In a 2016 speech to the National Press Club, Price spoke of how, in many cases of brutality, she was related to both the victim and perpetrator. She said she had been encouraged to ignore the fact they had committed acts of physical and sexual violence against someone she loved.

Price came to political prominence after having the courage to expose family violence and sexual abuse in her own community and challenging the “cultural excuses” that protect perpetrators.

On her decision to speak out, she said: “I got to a point in my life where we had that many deaths in our family. We had that many women traumatised by family violence and children traumatised by family violence. And this ‘growing up yapa [Aboriginal] way’ is always like, you don’t talk about the really tough things. You pretend like they don’t exist … You’re supposed to turn a blind eye to that. And I think I got to a point where I went, ‘I’ve had enough of this’. And I became quite vocal.”

In her maiden speech, Price said the government had failed to show how a Voice would deliver practical outcomes for Indigenous people and noted in that very week that there were two clear examples of governments’ “failure to listen” to them.

The first was the recent decision in the Northern Territory to lift alcohol bans that Price says will allow “the scourge of alcoholism and the violence that accompanies it free rein, despite warnings from elders of those communities about the coming damage”.

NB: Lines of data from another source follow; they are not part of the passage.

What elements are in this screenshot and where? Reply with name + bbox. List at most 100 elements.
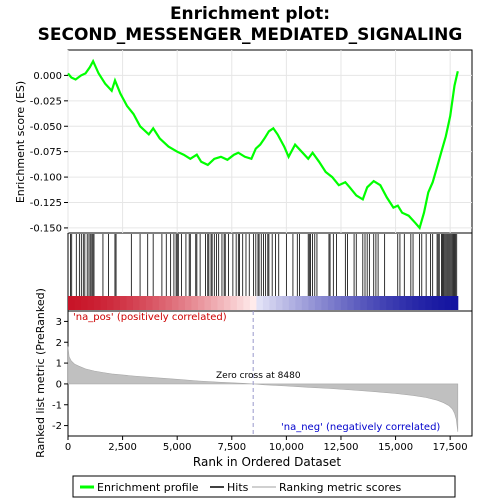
colorbar-segment [80,296,88,310]
colorbar-segment [418,296,426,310]
colorbar-segment [217,296,225,310]
x-tick-label: 17,500 [433,442,468,453]
colorbar-segment [373,296,381,310]
ranked-y-tick-label: 3 [56,317,62,328]
colorbar-segment [334,296,342,310]
enrichment-profile-group [67,58,459,231]
colorbar-segment [288,296,296,310]
x-tick-label: 5,000 [163,442,192,453]
ranked-metric-group [67,311,459,436]
x-axis: 0 2,500 5,000 7,500 10,000 12,500 15,000 17,500 [65,436,468,453]
x-tick-label: 10,000 [269,442,304,453]
colorbar-segment [314,296,322,310]
zero-cross-label: Zero cross at 8480 [216,371,301,381]
ranked-y-tick-label: 1 [56,359,62,370]
colorbar-segment [366,296,374,310]
neg-correlated-label: 'na_neg' (negatively correlated) [281,422,440,433]
colorbar-segment [262,296,270,310]
colorbar-segment [340,296,348,310]
ranking-metric-area [67,346,459,432]
colorbar-segment [204,296,212,310]
ranked-y-tick-label: 0 [56,379,62,390]
colorbar-segment [451,296,459,310]
colorbar-segment [152,296,160,310]
colorbar-segment [269,296,277,310]
colorbar-segment [171,296,179,310]
colorbar-segment [444,296,452,310]
es-y-axis: 0.000 -0.025 -0.050 -0.075 -0.100 -0.125 -0.15… [30,71,68,234]
colorbar-segment [236,296,244,310]
colorbar-segment [126,296,134,310]
colorbar-segment [282,296,290,310]
colorbar-segment [360,296,368,310]
colorbar-segment [100,296,108,310]
colorbar-segment [119,296,127,310]
ranked-y-tick-label: 2 [56,338,62,349]
legend: Enrichment profile Hits Ranking metric sco… [80,481,401,494]
colorbar-segment [431,296,439,310]
colorbar-segment [308,296,316,310]
colorbar-segment [392,296,400,310]
es-panel-frame [67,49,473,234]
colorbar-segment [191,296,199,310]
ranked-y-axis: 3 2 1 0 -1 -2 [52,317,68,432]
colorbar-segment [301,296,309,310]
ranked-y-tick-label: -1 [52,400,62,411]
es-gridlines [67,50,472,233]
es-y-tick-label: -0.100 [30,173,62,184]
es-y-axis-label: Enrichment score (ES) [14,81,27,203]
colorbar-segment [249,296,257,310]
colorbar-segment [405,296,413,310]
colorbar-segment [230,296,238,310]
colorbar-segment [399,296,407,310]
es-y-tick-label: -0.150 [30,223,62,234]
colorbar-segment [106,296,114,310]
colorbar-segment [87,296,95,310]
es-y-tick-label: -0.125 [30,198,62,209]
es-y-tick-label: -0.075 [30,147,62,158]
hits-group [70,234,458,296]
colorbar-segment [353,296,361,310]
x-tick-label: 12,500 [323,442,358,453]
x-tick-label: 7,500 [217,442,246,453]
colorbar-segment [139,296,147,310]
ranked-y-axis-label: Ranked list metric (PreRanked) [34,288,47,458]
ranked-y-tick-label: -2 [52,421,62,432]
colorbar-segment [386,296,394,310]
colorbar-segment [197,296,205,310]
es-y-tick-label: -0.050 [30,122,62,133]
colorbar-segment [178,296,186,310]
colorbar-segment [295,296,303,310]
colorbar-segment [145,296,153,310]
colorbar-segment [347,296,355,310]
legend-label-hits: Hits [227,481,249,494]
legend-label-ranking: Ranking metric scores [279,481,401,494]
colorbar-segment [412,296,420,310]
pos-correlated-label: 'na_pos' (positively correlated) [73,312,227,323]
colorbar-segment [93,296,101,310]
es-y-tick-label: -0.025 [30,96,62,107]
colorbar-segment [68,296,75,310]
enrichment-profile-line [67,58,459,231]
x-tick-label: 15,000 [378,442,413,453]
colorbar-segment [165,296,173,310]
colorbar-segment [243,296,251,310]
colorbar-segment [275,296,283,310]
colorbar-segment [223,296,231,310]
colorbar-segment [158,296,166,310]
rank-colorbar [68,296,459,310]
colorbar-segment [379,296,387,310]
legend-label-enrichment: Enrichment profile [97,481,199,494]
chart-title-line2: SECOND_MESSENGER_MEDIATED_SIGNALING [38,25,463,45]
colorbar-segment [184,296,192,310]
es-y-tick-label: 0.000 [33,71,62,82]
colorbar-segment [321,296,329,310]
colorbar-segment [327,296,335,310]
colorbar-segment [132,296,140,310]
colorbar-segment [210,296,218,310]
x-tick-label: 2,500 [108,442,137,453]
x-axis-label: Rank in Ordered Dataset [193,455,341,469]
colorbar-segment [438,296,446,310]
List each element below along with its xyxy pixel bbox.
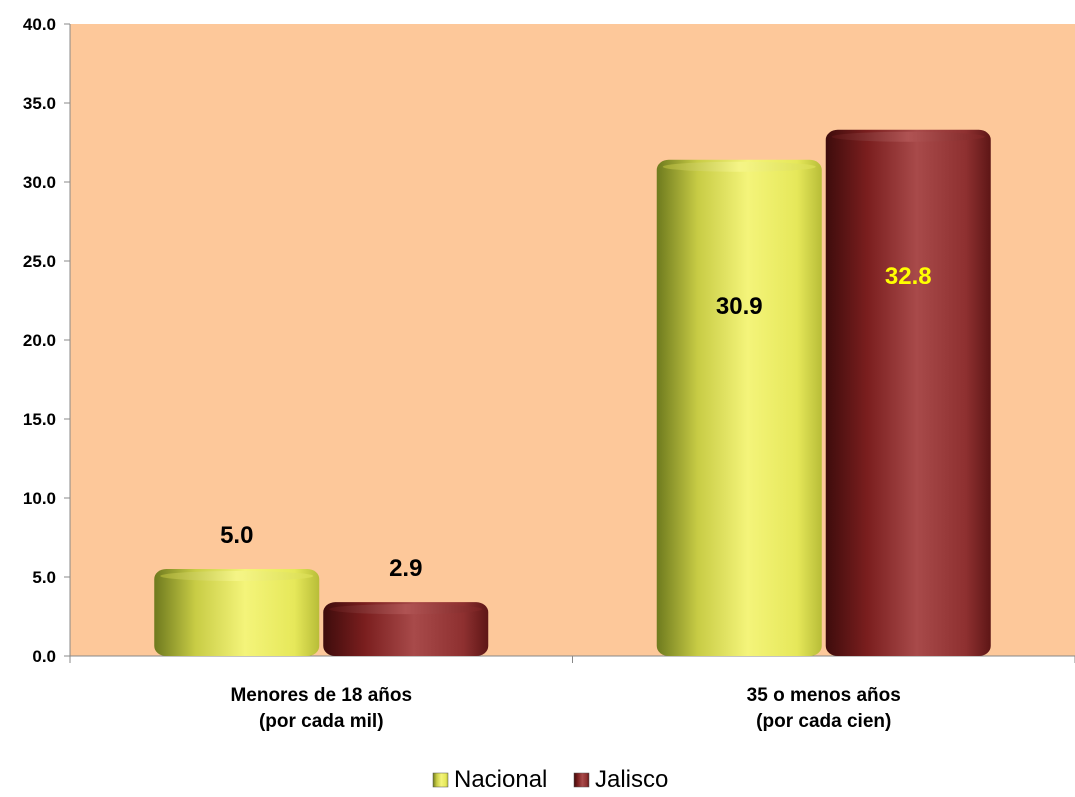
legend-label: Nacional	[454, 766, 547, 793]
y-tick-label: 10.0	[23, 489, 56, 508]
y-tick-label: 35.0	[23, 94, 56, 113]
bar-top-cap	[160, 571, 314, 581]
y-tick-label: 25.0	[23, 252, 56, 271]
bar-body	[323, 602, 489, 656]
x-category-label: 35 o menos años	[747, 685, 901, 706]
y-tick-label: 20.0	[23, 331, 56, 350]
y-tick-label: 15.0	[23, 410, 56, 429]
bar-top-cap	[831, 131, 985, 142]
bar-top-cap	[329, 604, 483, 615]
bar-nacional-1	[656, 159, 822, 656]
legend-swatch	[432, 772, 449, 788]
data-label-nacional-0: 5.0	[220, 522, 253, 549]
legend-label: Jalisco	[595, 766, 668, 793]
data-label-nacional-1: 30.9	[716, 293, 763, 320]
y-tick-label: 0.0	[32, 647, 56, 666]
x-category-label: Menores de 18 años	[230, 685, 412, 706]
bar-body	[656, 159, 822, 656]
bar-body	[154, 569, 320, 656]
x-category-label: (por cada cien)	[756, 711, 891, 732]
bar-nacional-0	[154, 569, 320, 656]
data-label-jalisco-0: 2.9	[389, 555, 422, 582]
y-tick-label: 5.0	[32, 568, 56, 587]
y-tick-label: 30.0	[23, 173, 56, 192]
legend-item-jalisco: Jalisco	[573, 766, 668, 793]
bar-top-cap	[662, 161, 816, 172]
bar-body	[825, 129, 991, 656]
y-tick-label: 40.0	[23, 15, 56, 34]
legend-item-nacional: Nacional	[432, 766, 547, 793]
legend-swatch	[573, 772, 590, 788]
bar-jalisco-0	[323, 602, 489, 656]
data-label-jalisco-1: 32.8	[885, 263, 932, 290]
x-category-label: (por cada mil)	[259, 711, 384, 732]
bar-jalisco-1	[825, 129, 991, 656]
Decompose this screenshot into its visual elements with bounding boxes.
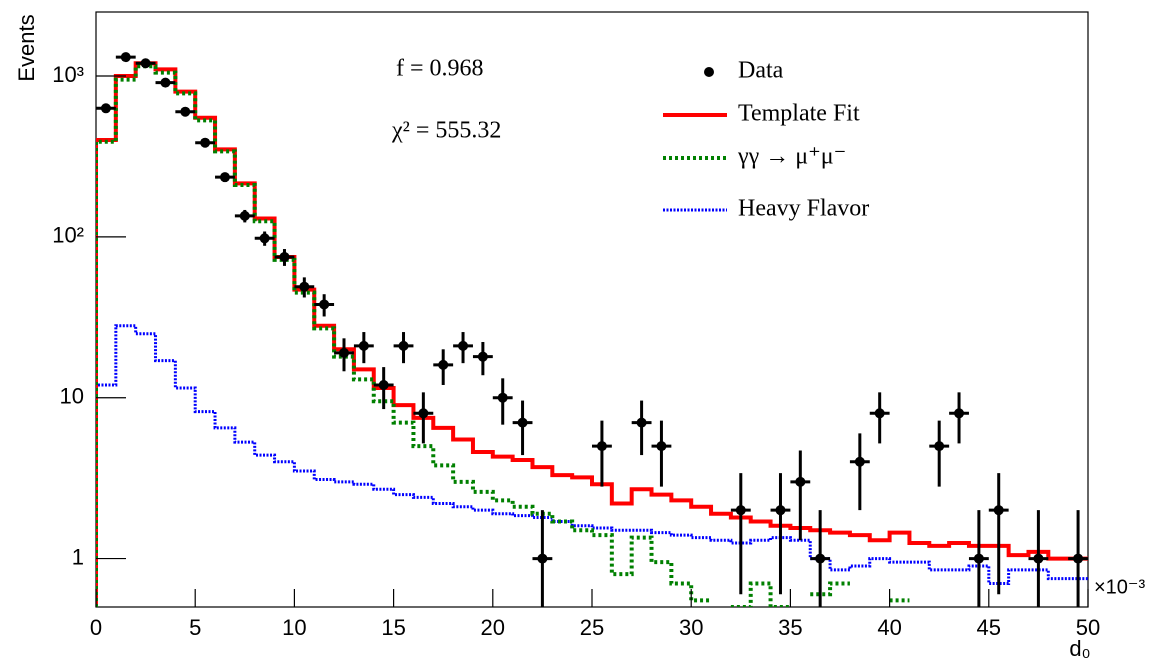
annotation: f = 0.968 <box>396 56 484 82</box>
data-point <box>398 340 409 351</box>
plot-area <box>96 52 1088 607</box>
x-tick-label: 40 <box>877 615 901 640</box>
data-point <box>656 441 667 452</box>
data-point <box>874 408 885 419</box>
annotation: χ² = 555.32 <box>391 118 501 144</box>
y-axis-label: Events <box>14 14 39 81</box>
x-axis-label: d₀ <box>1069 636 1090 661</box>
data-point <box>339 347 349 358</box>
data-point <box>120 52 131 63</box>
step-line <box>96 324 1088 607</box>
data-point <box>775 505 786 516</box>
x-tick-label: 35 <box>778 615 802 640</box>
legend-label: Data <box>738 58 784 84</box>
y-tick-label: 10² <box>52 223 84 248</box>
x-tick-label: 5 <box>189 615 201 640</box>
legend-label: Template Fit <box>738 101 860 127</box>
data-point <box>160 77 171 88</box>
data-point <box>140 58 151 69</box>
x-tick-label: 30 <box>679 615 703 640</box>
data-point <box>993 505 1004 516</box>
x-tick-label: 45 <box>977 615 1001 640</box>
data-point <box>537 553 548 564</box>
legend-label: γγ → μ⁺μ⁻ <box>737 144 846 170</box>
x-multiplier: ×10⁻³ <box>1094 576 1145 598</box>
y-tick-label: 10 <box>60 384 84 409</box>
y-tick-label: 1 <box>72 544 84 569</box>
data-point <box>973 553 984 564</box>
legend-marker <box>704 67 714 77</box>
x-tick-label: 20 <box>481 615 505 640</box>
data-point <box>735 505 746 516</box>
data-point <box>438 359 449 370</box>
data-point <box>517 417 528 428</box>
data-point <box>954 408 965 419</box>
data-point <box>795 476 806 487</box>
data-point <box>636 417 647 428</box>
data-point <box>100 103 111 114</box>
legend-label: Heavy Flavor <box>738 196 869 222</box>
data-point <box>1073 553 1084 564</box>
data-point <box>477 351 488 362</box>
data-point <box>934 441 945 452</box>
data-point <box>378 379 389 390</box>
step-line <box>96 64 712 607</box>
data-point <box>418 408 429 419</box>
x-tick-label: 0 <box>90 615 102 640</box>
data-point <box>279 251 290 262</box>
data-point <box>319 299 330 310</box>
data-point <box>458 340 469 351</box>
data-point <box>854 456 865 467</box>
data-point <box>200 137 211 148</box>
data-point <box>358 340 369 351</box>
data-point <box>219 172 230 183</box>
x-tick-label: 50 <box>1076 615 1100 640</box>
x-tick-label: 15 <box>381 615 405 640</box>
data-point <box>259 233 270 244</box>
plot-frame <box>95 11 1089 608</box>
data-point <box>596 441 607 452</box>
x-tick-label: 10 <box>282 615 306 640</box>
data-point <box>299 281 310 292</box>
y-tick-label: 10³ <box>52 62 84 87</box>
data-point <box>239 210 250 221</box>
data-point <box>180 106 191 117</box>
data-point <box>815 553 826 564</box>
step-line <box>810 581 850 597</box>
x-tick-label: 25 <box>580 615 604 640</box>
data-point <box>497 392 508 403</box>
data-point <box>1033 553 1044 564</box>
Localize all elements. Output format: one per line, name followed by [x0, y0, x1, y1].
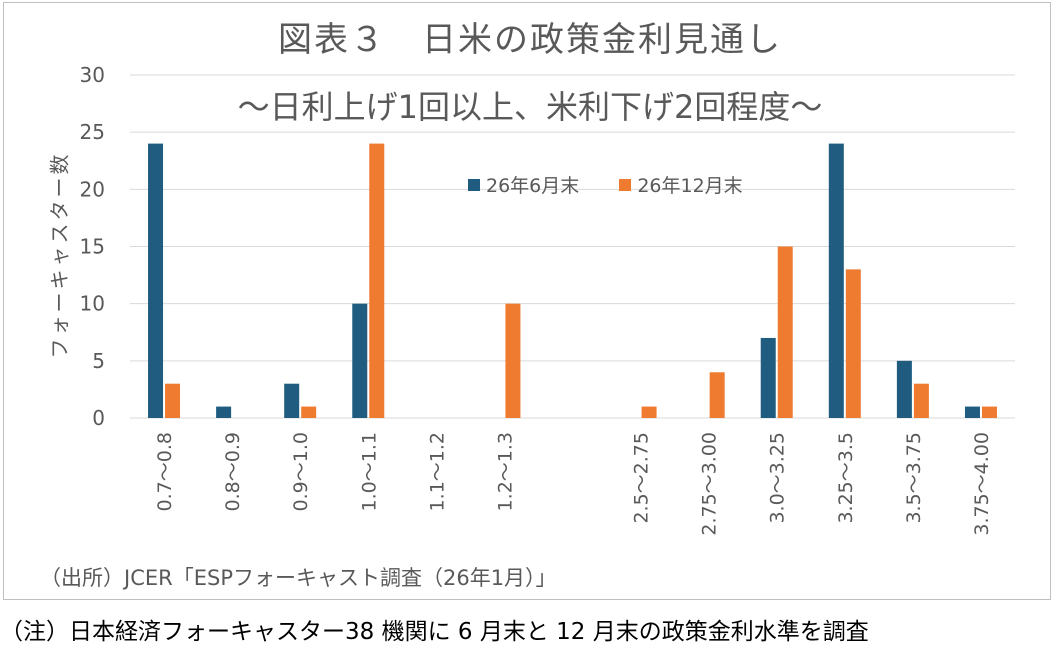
bar-dec-10 — [845, 269, 861, 418]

The second was the removal of the cashless debit card that, according to Price, has allowed families to “feed their children rather than seeing their money claimed by kinship demand from alcoholics, substance abusers and gamblers in their family group”.

Having run an election scare campaign on the cashless debit card nationwide, the government had little choice but to make good on its promise to abolish it.

But it was difficult listening to Price as she rose in the Senate to talk about the consequences that will flow from that decision.

Price has been speaking to income management recipients since the first trials in 2001 and her voice choked with emotion as she shared stories of how it has improved the lives of Indigenous women and children.

She called on her parliamentary colleagues to “get out to some of these remote communities, where people – who are out of sight, out of mind to you – can’t clearly articulate to you because English is not their first language”.

She says she will bring to parliament their messages “over and over again” because “we’re trying to save lives here not toe the line of ideology”.

Whether it is the Voice, the movement to change the date of Australia Day or acknowledgements of country, Price says she has had more than her fill of being symbolically recognised.

She laments that “we spend days and weeks each year recognising Aboriginal Australia in many ways, in symbolic gestures that fail to push the needle one micro-millimetre toward improving the lives of the most marginalised in any genuine way”.

Price’s arrival in Canberra makes us question which Indigenous voices the government is prepared to listen to and how it will respond to those it finds inconvenient.